From 1511 he worked as one of the apostolic secretaries, a demanding position that curtailed his private literary abilities[3] at the same time it placed him in the social center of the humanists at the court of Pope Julius II,[b] as a correspondent of Jacopo Sadoleto, Pietro Bembo and Aldus Manutius in Venice.

[5] In 1513 he bought a garden property near the Trevi Fountain, which, with the additional draw of his fine library, became a meeting place of the struggling[c] Roman Academy that had been founded by the late Pomponio Leto (died 1497).

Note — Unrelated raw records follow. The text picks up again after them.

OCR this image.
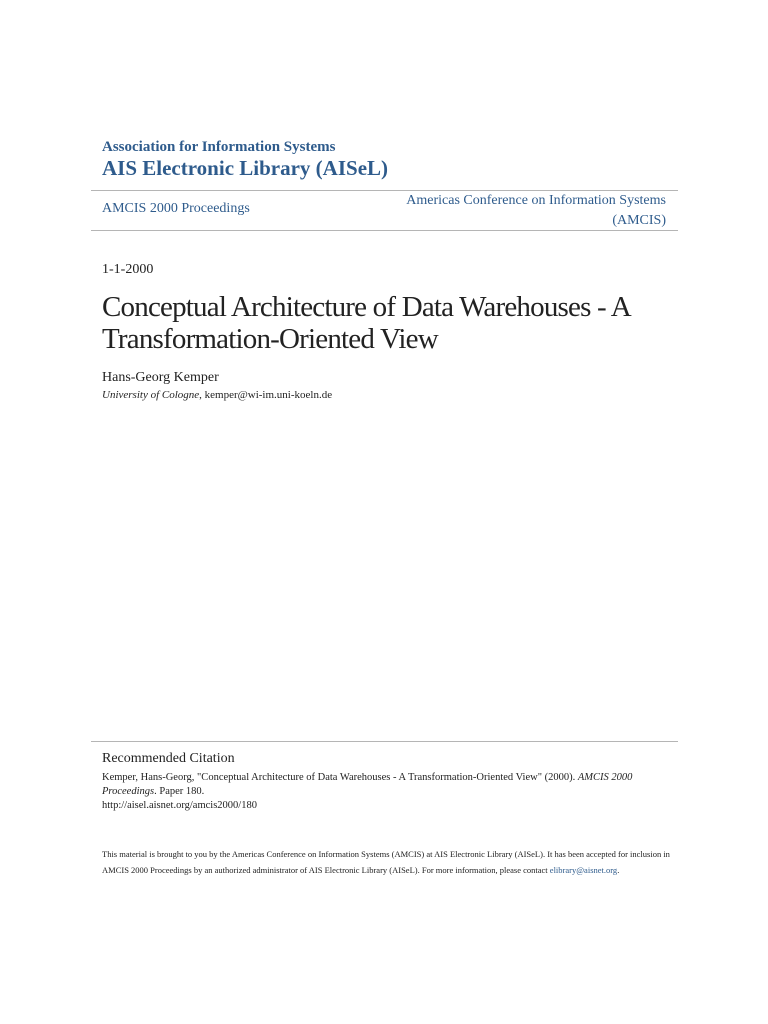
Association for Information Systems
AIS Electronic Library (AISeL)
AMCIS 2000 Proceedings
Americas Conference on Information Systems
(AMCIS)
1-1-2000
Conceptual Architecture of Data Warehouses - A Transformation-Oriented View
Hans-Georg Kemper
University of Cologne, kemper@wi-im.uni-koeln.de
Recommended Citation
Kemper, Hans-Georg, "Conceptual Architecture of Data Warehouses - A Transformation-Oriented View" (2000). AMCIS 2000 Proceedings. Paper 180.
http://aisel.aisnet.org/amcis2000/180
This material is brought to you by the Americas Conference on Information Systems (AMCIS) at AIS Electronic Library (AISeL). It has been accepted for inclusion in AMCIS 2000 Proceedings by an authorized administrator of AIS Electronic Library (AISeL). For more information, please contact elibrary@aisnet.org.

Colocci was a Latin poet of some reputation among his learned contemporaries, an antiquarian whose understanding of ancient metrology and sacrificial implements were particularly outstanding, and a savant collector of Roman sculptures, inscriptions, medals and carved gems.

[9] His collection of sculptures was mentioned by Andrea Fulvio in Antiquitates Urbis (1527), a topographical guide to the city's ancient Roman ruins and remains.

[10] A proportion of his considerable fortune was also expended in amassing one of the most impressive private libraries of his time,[11] brutally treated at the Sack of Rome, in 1527, when Colucci was forced to pay exorbitant bribes to preserve his own life.